When he looks at the clustering of actin around the edges of a central nervous system cell, for example, he can tell that the cell is spreading out, moving around, and sending out projections that become its leading edge. In this case, the cell, which had been essentially dormant in a dish, can spread out and stretch its legs.
Some of the issues with scientists analyzing images directly and calculating what they see include the fact that it takes time and the fact that even scientists have biases. As an example, and especially with so much activity going on, their gaze may be drawn to the familiar, in Vitriol’s case, that actin at the leading edge of a cell. As he looks again at the dark frame around the cell’s periphery, clearly indicating the actin clustering there, he may conclude that this is the main point of action.
“How do I know that when I decide what’s different, it’s the most different thing, or is that just what I wanted to see?” he asks. “We want to bring computer objectivity to it, and we want to bring a higher level of pattern recognition to image analysis.”
AI is known to be capable of “classifying” things, such as recognizing a dog or a cat every time, even if the image is fuzzy, by first learning many millions of variables associated with each animal until it recognizes a dog when it sees one, but it cannot report why it is a dog. That approach, which requires so many images for training and still does not provide many image statistics, does not really work for his purposes, which is why he and his colleagues created a new classifier that is limited to topological data analysis.
The unique coupling used in TDAExplore, he says, efficiently and objectively tells scientists where and how much the perturbed cell image differs from the training, or normal, image, information that also provides new ideas and research directions.
Returning to the cell image with actin clustering along its perimeter, TDAExplore revealed that, while the “leading edge” was clearly different with perturbations, some of the most significant changes occurred inside the cell.
“A lot of my job is trying to find patterns in images that are hard to see,” Vitriol says, “because I need to identify those patterns so I can figure out how to get numbers out of those images.” His bottom lines include determining how the actin cytoskeleton, for which the filaments provide scaffolding and which in turn supports neurons, works and what goes wrong in conditions such as ALS.

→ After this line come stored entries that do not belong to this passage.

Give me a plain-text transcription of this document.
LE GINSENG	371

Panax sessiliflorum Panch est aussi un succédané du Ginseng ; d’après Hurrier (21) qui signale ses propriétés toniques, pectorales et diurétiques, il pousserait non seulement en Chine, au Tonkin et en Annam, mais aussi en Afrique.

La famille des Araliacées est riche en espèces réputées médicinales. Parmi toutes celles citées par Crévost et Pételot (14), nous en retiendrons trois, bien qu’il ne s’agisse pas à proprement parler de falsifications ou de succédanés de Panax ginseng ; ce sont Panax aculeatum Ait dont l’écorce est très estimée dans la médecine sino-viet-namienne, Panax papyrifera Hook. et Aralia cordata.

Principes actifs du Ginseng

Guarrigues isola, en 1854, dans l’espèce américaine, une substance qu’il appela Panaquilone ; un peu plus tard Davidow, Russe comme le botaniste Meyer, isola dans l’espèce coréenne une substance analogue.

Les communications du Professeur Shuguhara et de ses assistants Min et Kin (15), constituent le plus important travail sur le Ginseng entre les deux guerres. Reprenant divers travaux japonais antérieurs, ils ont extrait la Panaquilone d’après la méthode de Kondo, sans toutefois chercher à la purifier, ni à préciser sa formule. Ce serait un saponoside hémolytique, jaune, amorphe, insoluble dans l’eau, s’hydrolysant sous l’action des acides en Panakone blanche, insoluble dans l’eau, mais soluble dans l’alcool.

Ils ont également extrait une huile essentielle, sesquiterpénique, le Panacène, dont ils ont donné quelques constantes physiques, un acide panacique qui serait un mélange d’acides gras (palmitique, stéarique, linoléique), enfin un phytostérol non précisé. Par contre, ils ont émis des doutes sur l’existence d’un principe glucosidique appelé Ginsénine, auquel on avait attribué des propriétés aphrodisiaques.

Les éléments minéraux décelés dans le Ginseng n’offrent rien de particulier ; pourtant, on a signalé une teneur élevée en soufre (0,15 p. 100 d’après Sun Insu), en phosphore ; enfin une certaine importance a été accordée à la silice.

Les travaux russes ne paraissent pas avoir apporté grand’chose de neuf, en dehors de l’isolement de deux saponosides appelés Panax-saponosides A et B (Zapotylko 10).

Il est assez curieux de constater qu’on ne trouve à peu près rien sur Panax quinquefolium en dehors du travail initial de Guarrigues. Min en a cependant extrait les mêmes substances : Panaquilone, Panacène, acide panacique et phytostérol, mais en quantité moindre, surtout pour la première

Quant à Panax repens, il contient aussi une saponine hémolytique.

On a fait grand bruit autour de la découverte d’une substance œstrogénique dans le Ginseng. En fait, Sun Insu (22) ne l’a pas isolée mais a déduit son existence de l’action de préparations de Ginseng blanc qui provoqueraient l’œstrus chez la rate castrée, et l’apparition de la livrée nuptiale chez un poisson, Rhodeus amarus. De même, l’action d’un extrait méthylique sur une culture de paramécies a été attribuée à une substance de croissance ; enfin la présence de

According to the researchers, some machine learning models that require hundreds of images to train and classify images do not describe which part of the image contributed to the classification. Such massive amounts of data, which may include up to 20 million variables, necessitate the use of a supercomputer. Instead, the new system requires fewer high-resolution images and characterizes the “patches” that led to the chosen classification. The scientist’s standard personal computer can complete the new image analysis pipeline in a matter of minutes.
According to him, the novel approach used in TDAExplore objectively tells scientists where and how much the perturbed image differs from the training image, providing new ideas and research directions.
The ability to extract more and better information from images ultimately means that information generated by basic scientists like Vitriol, which frequently changes what is considered the facts of a disease and how it is treated, is more accurate. This could include being able to detect previously unnoticed changes, such as those identified by the new system inside the cell.
Currently, scientists use stains to improve contrast before using software to extract information about what they see in the images, such as how actin is organized into larger structures, he says. “We needed to come up with a new way to extract relevant data from images, and that is what this paper is about.”